Each file is in one of two formats: 1) inline XBRL format (.html file extension) or 2) XBRL format (.xml file extension). Looking at the most recent download available (6 December 2018) all the files seem to be the former format (.html file extensions).
I'm using the XBRL package in R to try and parse these files.
Question 1: is the XBRL package meant to parse inline XBRL format (.html) files, or is it only supposed to work on the XBRL (.xml) formats? If not, can anyone tell me where to look to parse inline XBRL format files? I'm not entirely sure what the difference is between inline and not inline.

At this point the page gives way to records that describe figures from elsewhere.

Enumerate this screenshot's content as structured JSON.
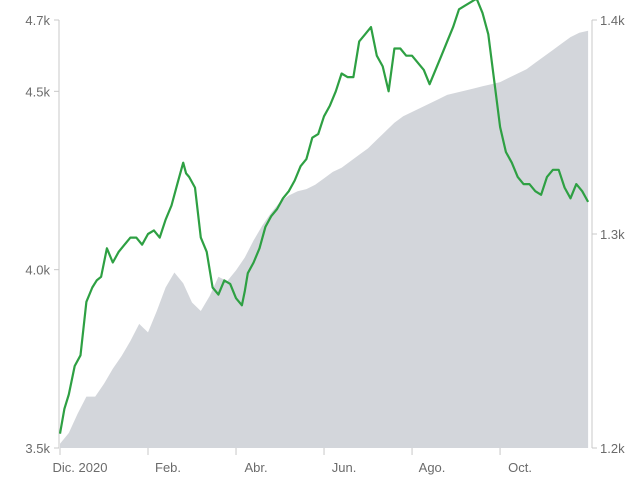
{
  "chart_data": {
    "type": "line",
    "title": "",
    "xlabel": "",
    "grid": false,
    "x_ticks": [
      {
        "label": "Dic. 2020",
        "x": 0
      },
      {
        "label": "Feb.",
        "x": 60
      },
      {
        "label": "Abr.",
        "x": 120
      },
      {
        "label": "Jun.",
        "x": 180
      },
      {
        "label": "Ago.",
        "x": 240
      },
      {
        "label": "Oct.",
        "x": 300
      }
    ],
    "xlim": [
      0,
      362
    ],
    "left_axis": {
      "ylim": [
        3.5,
        4.7
      ],
      "ticks": [
        {
          "label": "3.5k",
          "value": 3.5
        },
        {
          "label": "4.0k",
          "value": 4.0
        },
        {
          "label": "4.5k",
          "value": 4.5
        },
        {
          "label": "4.7k",
          "value": 4.7
        }
      ]
    },
    "right_axis": {
      "ylim": [
        1.2,
        1.4
      ],
      "ticks": [
        {
          "label": "1.2k",
          "value": 1.2
        },
        {
          "label": "1.3k",
          "value": 1.3
        },
        {
          "label": "1.4k",
          "value": 1.4
        }
      ]
    },
    "series": [
      {
        "axis": "left",
        "style": "line",
        "color": "#2ea043",
        "points": [
          [
            0,
            3.54
          ],
          [
            3,
            3.61
          ],
          [
            6,
            3.65
          ],
          [
            10,
            3.73
          ],
          [
            14,
            3.76
          ],
          [
            18,
            3.91
          ],
          [
            22,
            3.95
          ],
          [
            25,
            3.97
          ],
          [
            28,
            3.98
          ],
          [
            32,
            4.06
          ],
          [
            36,
            4.02
          ],
          [
            40,
            4.05
          ],
          [
            44,
            4.07
          ],
          [
            48,
            4.09
          ],
          [
            52,
            4.09
          ],
          [
            56,
            4.07
          ],
          [
            60,
            4.1
          ],
          [
            64,
            4.11
          ],
          [
            68,
            4.09
          ],
          [
            72,
            4.14
          ],
          [
            76,
            4.18
          ],
          [
            80,
            4.24
          ],
          [
            84,
            4.3
          ],
          [
            86,
            4.27
          ],
          [
            88,
            4.26
          ],
          [
            92,
            4.23
          ],
          [
            96,
            4.09
          ],
          [
            100,
            4.05
          ],
          [
            104,
            3.95
          ],
          [
            108,
            3.93
          ],
          [
            112,
            3.97
          ],
          [
            116,
            3.96
          ],
          [
            120,
            3.92
          ],
          [
            124,
            3.9
          ],
          [
            126,
            3.94
          ],
          [
            128,
            3.99
          ],
          [
            132,
            4.02
          ],
          [
            136,
            4.06
          ],
          [
            140,
            4.12
          ],
          [
            144,
            4.15
          ],
          [
            148,
            4.17
          ],
          [
            152,
            4.2
          ],
          [
            156,
            4.22
          ],
          [
            160,
            4.25
          ],
          [
            164,
            4.29
          ],
          [
            168,
            4.31
          ],
          [
            172,
            4.37
          ],
          [
            176,
            4.38
          ],
          [
            180,
            4.43
          ],
          [
            184,
            4.46
          ],
          [
            188,
            4.5
          ],
          [
            192,
            4.55
          ],
          [
            196,
            4.54
          ],
          [
            200,
            4.54
          ],
          [
            204,
            4.64
          ],
          [
            208,
            4.66
          ],
          [
            212,
            4.68
          ],
          [
            216,
            4.6
          ],
          [
            220,
            4.57
          ],
          [
            224,
            4.5
          ],
          [
            228,
            4.62
          ],
          [
            232,
            4.62
          ],
          [
            236,
            4.6
          ],
          [
            240,
            4.6
          ],
          [
            244,
            4.58
          ],
          [
            248,
            4.56
          ],
          [
            252,
            4.52
          ],
          [
            256,
            4.56
          ],
          [
            260,
            4.6
          ],
          [
            264,
            4.64
          ],
          [
            268,
            4.68
          ],
          [
            272,
            4.73
          ],
          [
            276,
            4.74
          ],
          [
            280,
            4.75
          ],
          [
            284,
            4.76
          ],
          [
            288,
            4.72
          ],
          [
            292,
            4.66
          ],
          [
            296,
            4.53
          ],
          [
            300,
            4.4
          ],
          [
            304,
            4.33
          ],
          [
            308,
            4.3
          ],
          [
            312,
            4.26
          ],
          [
            316,
            4.24
          ],
          [
            320,
            4.24
          ],
          [
            324,
            4.22
          ],
          [
            328,
            4.21
          ],
          [
            332,
            4.26
          ],
          [
            336,
            4.28
          ],
          [
            340,
            4.28
          ],
          [
            344,
            4.23
          ],
          [
            348,
            4.2
          ],
          [
            352,
            4.24
          ],
          [
            356,
            4.22
          ],
          [
            360,
            4.19
          ]
        ]
      },
      {
        "axis": "right",
        "style": "area",
        "color": "#d3d6db",
        "points": [
          [
            0,
            1.202
          ],
          [
            6,
            1.207
          ],
          [
            12,
            1.216
          ],
          [
            18,
            1.224
          ],
          [
            24,
            1.224
          ],
          [
            30,
            1.23
          ],
          [
            36,
            1.237
          ],
          [
            42,
            1.243
          ],
          [
            48,
            1.25
          ],
          [
            54,
            1.258
          ],
          [
            60,
            1.254
          ],
          [
            66,
            1.264
          ],
          [
            72,
            1.275
          ],
          [
            78,
            1.282
          ],
          [
            84,
            1.277
          ],
          [
            90,
            1.268
          ],
          [
            96,
            1.264
          ],
          [
            102,
            1.271
          ],
          [
            108,
            1.28
          ],
          [
            114,
            1.278
          ],
          [
            120,
            1.283
          ],
          [
            126,
            1.289
          ],
          [
            132,
            1.297
          ],
          [
            138,
            1.304
          ],
          [
            144,
            1.31
          ],
          [
            150,
            1.315
          ],
          [
            156,
            1.318
          ],
          [
            162,
            1.32
          ],
          [
            168,
            1.321
          ],
          [
            174,
            1.323
          ],
          [
            180,
            1.326
          ],
          [
            186,
            1.329
          ],
          [
            192,
            1.331
          ],
          [
            198,
            1.334
          ],
          [
            204,
            1.337
          ],
          [
            210,
            1.34
          ],
          [
            216,
            1.344
          ],
          [
            222,
            1.348
          ],
          [
            228,
            1.352
          ],
          [
            234,
            1.355
          ],
          [
            240,
            1.357
          ],
          [
            246,
            1.359
          ],
          [
            252,
            1.361
          ],
          [
            258,
            1.363
          ],
          [
            264,
            1.365
          ],
          [
            270,
            1.366
          ],
          [
            276,
            1.367
          ],
          [
            282,
            1.368
          ],
          [
            288,
            1.369
          ],
          [
            294,
            1.37
          ],
          [
            300,
            1.371
          ],
          [
            306,
            1.373
          ],
          [
            312,
            1.375
          ],
          [
            318,
            1.377
          ],
          [
            324,
            1.38
          ],
          [
            330,
            1.383
          ],
          [
            336,
            1.386
          ],
          [
            342,
            1.389
          ],
          [
            348,
            1.392
          ],
          [
            354,
            1.394
          ],
          [
            360,
            1.395
          ]
        ]
      }
    ]
  }
}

Assuming the XBRL package is meant to be able to parse inline XBRL format files, I'm hitting an error telling me that the xbrl.frc.org.uk/FRS-102/2014-09-01/FRS-102-2014-09-01.xsd file does not exist. Here's my code:
install.packages("XBRL")
library(XBRL)
inst <- "./rawdata/Prod224_0060_00000295_20171130.html" # manually unzipped
options(stringsAsFactors = FALSE)
xbrl.vars <- xbrlDoAll(inst, cache.dir = "XBRLcache", prefix.out = NULL, verbose = TRUE)
and the error:
Schema: ./rawdata/https://xbrl.frc.org.uk/FRS-102/2014-09-01/FRS-102-2014-09-01.xsd
Level: 1 ==> ./rawdata/https://xbrl.frc.org.uk/FRS-102/2014-09-01/FRS-102-2014-09-01.xsd
Error in XBRL::xbrlParse(file) :
./rawdata/https://xbrl.frc.org.uk/FRS-102/2014-09-01/FRS-102-2014-09-01.xsd does not exists. Aborting.
Question 2. Can someone explain what this means in basic terms for me? I'm new to XBRL. Do I need to go and find this xsd file and put it somewhere? It seems to be located here, but I have no idea what to do with it or where to put it.
Here's a similar question that doesn't seem fully answered and the links are all in Spanish and I don't know Spanish.
Once i've been able to parse one single html XBRL file, my plan is to figure out how to parse all XBRL files inside multiple zip files from that website.